Journalists are criticized today for any number of things. They’re biased and even evil. They invent stories and propagate fake news, an allegation, by the way, that’s as dangerous as it is wrongheaded and ridiculous. That’s not what good journalists do. Period.

Good journalists are vital purveyors of information and are indispensable in protecting the Constitution, our freedoms, and our way of life. It’s called the Fourth Estate for many reasons.

The fall of local newspapers, basically because they have failed to effectively monetize the internet, is particularly troubling. Weak reporting and ineffective oversight of government’s machinations allow local boards and their members to rule with impunity, and that’s a problem.

It’s also why laws governing open records and open meetings are so important, a conviction remembered each year through Sunshine Week, a nationwide celebration of access to public information and what that means for people and their communities.

Through public records, people — everyone, including journalists — can access myriad information — about, for example, contracts, salaries, campaign finances, emails, and real estate holdings. Without those records many stories won’t be told, and much corruption will never be exposed.

We use public records as a routine part of our reporting process, and they’ve played a large role in many of our stories. For instance, a review of flight records from the Beverly Perdue campaign submitted to the State Board of Elections helped Carolina Journal show several problems with the then-governor’s use of private aircraft. People associated with the campaign pleaded guilty to campaign finance violations. In another example, public records helped CJ show U.S. Sen. Kay Hagan’s husband received a federal stimulus grant to install solar panels on a building he owned. The installation was done by a company owned by Hagan’s son.
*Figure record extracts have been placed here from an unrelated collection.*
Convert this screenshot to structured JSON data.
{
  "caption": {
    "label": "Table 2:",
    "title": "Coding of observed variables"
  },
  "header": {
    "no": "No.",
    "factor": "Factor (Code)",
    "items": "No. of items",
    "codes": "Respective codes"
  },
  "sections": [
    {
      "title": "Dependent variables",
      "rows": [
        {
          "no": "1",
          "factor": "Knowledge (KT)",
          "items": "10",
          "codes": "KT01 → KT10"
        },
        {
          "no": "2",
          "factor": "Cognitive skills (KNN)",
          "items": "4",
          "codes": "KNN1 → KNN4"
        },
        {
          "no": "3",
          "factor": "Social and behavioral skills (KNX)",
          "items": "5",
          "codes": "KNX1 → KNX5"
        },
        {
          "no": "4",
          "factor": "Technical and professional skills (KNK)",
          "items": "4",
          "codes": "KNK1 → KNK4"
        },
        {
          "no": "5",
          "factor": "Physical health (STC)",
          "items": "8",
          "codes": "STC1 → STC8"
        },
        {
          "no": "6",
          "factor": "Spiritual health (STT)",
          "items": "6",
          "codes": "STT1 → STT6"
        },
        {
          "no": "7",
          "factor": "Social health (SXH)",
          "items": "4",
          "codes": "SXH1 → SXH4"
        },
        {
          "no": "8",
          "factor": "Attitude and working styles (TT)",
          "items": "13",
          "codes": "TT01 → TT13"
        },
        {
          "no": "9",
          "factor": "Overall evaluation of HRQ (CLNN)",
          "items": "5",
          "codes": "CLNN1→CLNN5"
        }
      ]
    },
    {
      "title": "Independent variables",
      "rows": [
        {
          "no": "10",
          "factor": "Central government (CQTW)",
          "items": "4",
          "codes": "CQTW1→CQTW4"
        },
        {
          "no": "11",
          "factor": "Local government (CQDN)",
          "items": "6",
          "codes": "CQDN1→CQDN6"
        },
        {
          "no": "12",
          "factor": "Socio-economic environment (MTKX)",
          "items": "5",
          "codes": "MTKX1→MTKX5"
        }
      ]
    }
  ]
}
Some other high-profile examples:

  • A ferry service to transport about 40 schoolchildren from the Outer Banks to the mainland was shrouded in corruption. Although proponents of the ferry said schoolchildren needed it for transportation, documents suggested the service was also intended to transport resort workers and tourists. In May 2003, former N. C. Department of Transportation Ferry Division Director Jerry Gaskill did a study and submitted it to the General Assembly. The proposed route would have been about 12 miles across the shallow Currituck Sound from the Currituck community to the Corolla community. But Gaskill failed to address two previous unsuccessful attempts by Currituck County to obtain a dredging permit for the shallow Corolla location. State and federal environmental agencies had ruled the area was a sensitive marine habitat that needed to be protected. In May 2004, Ferry Division workers used workboats to “prop wash” a channel in an area designated an essential marine habitat. When news reports about the incident surfaced, Gaskill and other Ferry Division officials said the damage done to the sound was accidental, but an investigation showed otherwise. Charges were ultimately filed against Gaskill and other NCDOT employees. A 49-person, 50-foot pontoon boat ordered for the service was delivered in August 2004 but was never used.
  • In July 26, 2007, Dolly Parton’s brother Randy performed his first public show at the Roanoke Rapids theater that would bear his name. Parton had a contract to perform at the 35,000-square foot, 1,500-seat facility, as well as to manage it. The first shows were well-attended, but the number of empty seats grew steadily over the next few months. On Dec. 6, just as Parton was getting ready to take the stage, city officials determined he was under the influence of alcohol and sent him home. He never performed at the theater again. Parton invested none of his own money, the city borrowed $21 million, and state agencies added about $6 million to launch the project. Before the theater opened, CJ documented questionable feasibility studies, unrealistic economic impact forecasts, conflicts of interest, lack of transparency, reckless spending, a marketing campaign that was never funded, and Parton’s lack of management experience. CJ later reported poor attendance after the theater opened and provided an on-the-scene report the night city officials sent Parton home.
  • Public real estate records led to a story that indicated Gov. Mike Easley got a deal on a waterfront lot in Carteret County. State and federal prosecutors acknowledged to Carolina Journal that their decision to open a corruption investigation often stems from a news story suggesting improper behavior or criminality by public officials. Easley’s deal, in fact, was better than first reported.“The case [against former Gov. Mike Easley] began after credible allegations of misconduct were presented in the news media,” U.S. Attorney George Holding told CJ. “Without investigative journalists here in the capital, much misconduct would not have come to light.”Holding said the federal probe of Easley officially began in February 2009. Easley pleaded guilty to a charge involving an unreported campaign flight provided by the man who also arranged the real estate purchase. Easley became the first governor in North Carolina history convicted of a felony connected to his conduct in public office.

Public records are indeed just that — public and available to all. It’s up to all of us to remain vigilant in promoting transparency and accountability among government and public officials. Carolina Journal certainly will.